Echoing Tonge’s earlier point, Breen said: “Securing a majority in both communities was always regarded by both London and Dublin as essential. It was always a much harder sell on the unionist side of the house.”
Looking away from party political differences, Breen noted that there was also a significant gender division, with three-quarters of women surveyed in 2023 voting “yes”, compared to just over half of men.
Opposition to the agreement also increased with age: 59% of over-65s said that they would vote “yes”, compared to 64% of 18–24-year-olds.
Breen urged the audience to view these differences in the context of demographic trends, highlighting that there are more nationalist and other voters amongst the younger population.

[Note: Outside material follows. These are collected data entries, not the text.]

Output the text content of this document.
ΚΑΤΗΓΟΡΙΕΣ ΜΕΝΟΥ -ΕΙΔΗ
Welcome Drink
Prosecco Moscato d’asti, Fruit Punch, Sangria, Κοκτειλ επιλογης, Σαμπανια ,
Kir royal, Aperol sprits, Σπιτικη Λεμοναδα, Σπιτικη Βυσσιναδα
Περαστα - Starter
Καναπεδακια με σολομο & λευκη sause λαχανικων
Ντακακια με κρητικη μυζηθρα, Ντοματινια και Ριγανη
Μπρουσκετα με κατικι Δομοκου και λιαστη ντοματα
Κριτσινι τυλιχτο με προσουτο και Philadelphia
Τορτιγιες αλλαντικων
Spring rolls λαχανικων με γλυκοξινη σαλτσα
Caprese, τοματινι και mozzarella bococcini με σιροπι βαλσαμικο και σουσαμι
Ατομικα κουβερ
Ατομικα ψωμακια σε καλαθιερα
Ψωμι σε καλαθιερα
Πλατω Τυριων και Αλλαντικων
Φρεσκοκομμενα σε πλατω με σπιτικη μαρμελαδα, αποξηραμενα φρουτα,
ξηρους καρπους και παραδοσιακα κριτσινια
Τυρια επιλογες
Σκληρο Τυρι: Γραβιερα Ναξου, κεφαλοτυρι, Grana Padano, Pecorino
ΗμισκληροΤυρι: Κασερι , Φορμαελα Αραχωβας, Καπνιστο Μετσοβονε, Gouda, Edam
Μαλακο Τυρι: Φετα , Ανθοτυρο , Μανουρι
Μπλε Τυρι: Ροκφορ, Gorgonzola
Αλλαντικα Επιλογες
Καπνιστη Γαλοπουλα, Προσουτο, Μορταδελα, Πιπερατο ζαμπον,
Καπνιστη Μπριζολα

She suggested that the issues of prisoner release and decommissioning that once drove unionist opposition have now largely been resolved.
In the present day, she said, “Unionist disillusionment is tied up with demographics and electoral results. The unionist majority in Stormont has gone; they no longer find it the comfortable place that it once was.”
Overall, nationalist support for the agreement was and has remained high.
However, Breen also recognised the suffering of working-class Catholics at the hands of the IRA in the period leading up to decommissioning and a sense of republican dissatisfaction with the compromises made. She quoted an interview with Anthony McIntyre, a former IRA prisoner, who said:
“Republicans were present at the negotiations, but republicanism was not. A united Ireland was not on the agenda.”
BoyleSports increased the likelihood of a border poll within the next decade to 50–50. Breen said that despite these odds, “Chances of a border poll being won remain unlikely.” She added: “Gerry Adams and Martin McGuinness did not say that the agreement would bring about a united Ireland, but that it would be the start of the process.”
Breen placed concerns for the strength of the Union in respect of the Northern Ireland Protocol at the heart of unionism’s growing opposition to the agreement:
“[The agreement] was employed as a reason to avoid a land border on the island of Ireland; it was not successfully used to stop an Irish sea border.”
Breen referenced another Lucid Talk poll, which found that two-thirds of respondents thought the Northern Ireland Assembly rules should be changed to stop one party from having a veto on the institutions functioning.
Breen highlighted that the agreement has been about “managing division and not ending it”.
She said: “It is not about the technicalities of the deal; it is that the agreement is seen as a symbolic turning point for Northern Ireland.”
After the discussion, it was time for the audience to have their say on the key issues discussed.
Project co-ordinator Melissa Baird said, “If you have not voted enough in the last week [Northern Ireland local government elections], you are about to.”
The first question asked: In the 1998 referendum, did you support, or would you have supported the Good Friday/Belfast Agreement?
80% of the audience responded “yes”.
The second question asked: If a referendum on the Belfast/Good Friday Agreement was held tomorrow would you vote to support it?
79% of the audience voted in agreement.
The final question asked: Should the Secretary of State for Northern Ireland call a border poll within the next five years?
58% of the audience said yes.
Breen expressed her desire to cover a border before her journalistic career ends. Tonge joked that he would also be in favour of a border poll “if only for the lucrative media work”.